I think the rising cost of medical school is something that should concern all of us. I worry that pretty soon the only ones who'll be able to afford it are the kids who come from well-off households. And we need physicians who maybe have had to struggle a little bit in life, who have some understanding of what many of their patients are up against.
Many of the medical blogs contain a lot of judgment about the lower rungs of society. They make me wonder, where's the empathy? Where's the psychological insight into other people's lives and values? Are they really that blind to the individuality of their patients?
Gaah. What a sermon. :(
Keep on doing what you're doing, Dr. K - educating their hearts as well as their heads. And I hope you're having a great summer. :)

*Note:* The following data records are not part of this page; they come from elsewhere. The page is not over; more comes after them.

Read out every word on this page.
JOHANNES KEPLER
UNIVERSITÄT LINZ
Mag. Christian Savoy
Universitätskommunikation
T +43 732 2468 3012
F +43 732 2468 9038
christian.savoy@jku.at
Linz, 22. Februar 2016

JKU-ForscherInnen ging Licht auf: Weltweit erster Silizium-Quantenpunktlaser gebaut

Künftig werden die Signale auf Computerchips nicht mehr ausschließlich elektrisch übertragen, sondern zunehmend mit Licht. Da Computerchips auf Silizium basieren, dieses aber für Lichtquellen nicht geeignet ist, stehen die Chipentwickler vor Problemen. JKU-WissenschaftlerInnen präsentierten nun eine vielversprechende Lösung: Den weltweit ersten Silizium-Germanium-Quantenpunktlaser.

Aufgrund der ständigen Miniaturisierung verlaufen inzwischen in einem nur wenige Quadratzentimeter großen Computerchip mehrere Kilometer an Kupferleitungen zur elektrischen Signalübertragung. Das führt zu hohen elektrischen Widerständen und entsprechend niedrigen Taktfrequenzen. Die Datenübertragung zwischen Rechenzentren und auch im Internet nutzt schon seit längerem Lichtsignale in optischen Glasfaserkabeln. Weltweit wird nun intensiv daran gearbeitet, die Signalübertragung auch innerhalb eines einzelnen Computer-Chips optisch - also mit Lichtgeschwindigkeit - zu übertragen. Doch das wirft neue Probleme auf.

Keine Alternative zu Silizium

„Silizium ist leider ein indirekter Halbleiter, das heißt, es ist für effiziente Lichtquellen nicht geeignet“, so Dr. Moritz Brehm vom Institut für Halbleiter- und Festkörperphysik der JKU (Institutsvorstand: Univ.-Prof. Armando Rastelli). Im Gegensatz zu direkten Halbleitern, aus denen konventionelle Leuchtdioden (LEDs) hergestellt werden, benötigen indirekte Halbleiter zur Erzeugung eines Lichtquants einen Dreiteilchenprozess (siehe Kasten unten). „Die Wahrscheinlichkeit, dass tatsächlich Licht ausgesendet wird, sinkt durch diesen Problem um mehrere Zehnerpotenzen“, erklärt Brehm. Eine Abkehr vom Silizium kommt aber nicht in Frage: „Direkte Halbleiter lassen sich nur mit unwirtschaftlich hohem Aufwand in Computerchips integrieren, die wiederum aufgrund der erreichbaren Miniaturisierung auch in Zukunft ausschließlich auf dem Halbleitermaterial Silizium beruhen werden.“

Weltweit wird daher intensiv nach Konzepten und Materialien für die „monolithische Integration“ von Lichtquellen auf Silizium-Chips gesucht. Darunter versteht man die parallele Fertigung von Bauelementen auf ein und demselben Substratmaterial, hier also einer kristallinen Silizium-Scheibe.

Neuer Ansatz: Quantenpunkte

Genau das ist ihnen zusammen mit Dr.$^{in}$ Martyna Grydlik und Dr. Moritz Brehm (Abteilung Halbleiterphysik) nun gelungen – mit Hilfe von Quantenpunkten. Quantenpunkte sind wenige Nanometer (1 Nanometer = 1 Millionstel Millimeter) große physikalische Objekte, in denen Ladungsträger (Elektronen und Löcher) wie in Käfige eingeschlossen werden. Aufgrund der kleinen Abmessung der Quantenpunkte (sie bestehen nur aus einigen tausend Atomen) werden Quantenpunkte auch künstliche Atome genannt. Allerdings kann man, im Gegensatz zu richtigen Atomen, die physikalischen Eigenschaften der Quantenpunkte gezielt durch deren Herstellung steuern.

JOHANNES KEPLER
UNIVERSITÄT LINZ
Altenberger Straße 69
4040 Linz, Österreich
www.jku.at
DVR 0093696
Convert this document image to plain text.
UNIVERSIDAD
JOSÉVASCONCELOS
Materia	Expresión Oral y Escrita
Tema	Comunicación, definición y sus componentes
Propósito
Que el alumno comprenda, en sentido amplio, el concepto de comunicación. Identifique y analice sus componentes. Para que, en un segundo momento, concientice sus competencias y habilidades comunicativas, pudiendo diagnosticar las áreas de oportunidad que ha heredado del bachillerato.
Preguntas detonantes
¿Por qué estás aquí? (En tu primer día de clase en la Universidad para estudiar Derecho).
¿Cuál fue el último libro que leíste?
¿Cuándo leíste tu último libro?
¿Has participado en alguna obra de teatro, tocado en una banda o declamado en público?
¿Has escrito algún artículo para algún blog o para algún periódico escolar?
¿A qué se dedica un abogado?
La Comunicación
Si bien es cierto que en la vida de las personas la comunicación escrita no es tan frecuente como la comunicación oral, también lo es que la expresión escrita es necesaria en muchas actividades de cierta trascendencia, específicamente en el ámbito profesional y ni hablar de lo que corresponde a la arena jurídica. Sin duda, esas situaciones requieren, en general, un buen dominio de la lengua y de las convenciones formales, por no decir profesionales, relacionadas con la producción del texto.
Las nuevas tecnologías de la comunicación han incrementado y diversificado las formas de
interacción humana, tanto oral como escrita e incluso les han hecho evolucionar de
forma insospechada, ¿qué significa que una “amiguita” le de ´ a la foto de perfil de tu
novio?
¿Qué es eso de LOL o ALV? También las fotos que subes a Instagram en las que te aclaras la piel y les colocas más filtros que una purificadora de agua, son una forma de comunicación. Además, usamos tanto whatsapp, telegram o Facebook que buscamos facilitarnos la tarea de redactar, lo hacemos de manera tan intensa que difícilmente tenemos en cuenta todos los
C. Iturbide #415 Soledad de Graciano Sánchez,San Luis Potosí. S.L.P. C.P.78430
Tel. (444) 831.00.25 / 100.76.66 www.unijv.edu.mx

I agree. Number 3 is pretty terrible. Certainly everybody gets demoralized at some point in medical school; it's just too much information to be able to really memorize it, but the exposure to so many things is necessary to an understanding of physiology.
Not that I don't agree with learning as opposed to memorizing, but I remember that that's exactly what my organic professor told us to do. I listened to her and tried to learn, while everyone memorized with those damn flash cards. Memorizing won. Hardcore.
I strongly agree with the fact that medical students should not be recording remains of body donors. This does NOT happen at my medical school; along with virtually all of my classmates, I am strongly in support of my faculty's oft-stated policy that bringing cameras into the lab is grounds for dismissal from the program. While you can be upset at the students for doing this, there's also a lot to be said for not giving the students the opportunity.
In response to this post I wrote a bit more on the differences between the doctors of today and the doctors of tomorrow on my blog.
Personally I find that a lot of students are only concerned with passing, rather than doing well. The only incentive seems to be to not finish last, which isn't all that difficult in a class of 280 apathetic student types.
crap! dr. k, you really cracked the whip on this one! I'm almost afraid to admit that I am guilty of one of those sins you have mentioned ever so eloquently... and no I have NEVER brought a camera into the dissection lab. I think you can go to jail for that down here... or so the professors lead us to believe.
Amen, sistah! It always appeared to me that the whiners spent all their time whining, and left no time for studying. Then they did poorly on their exams, and had to whine about that! The viscous circle never ends!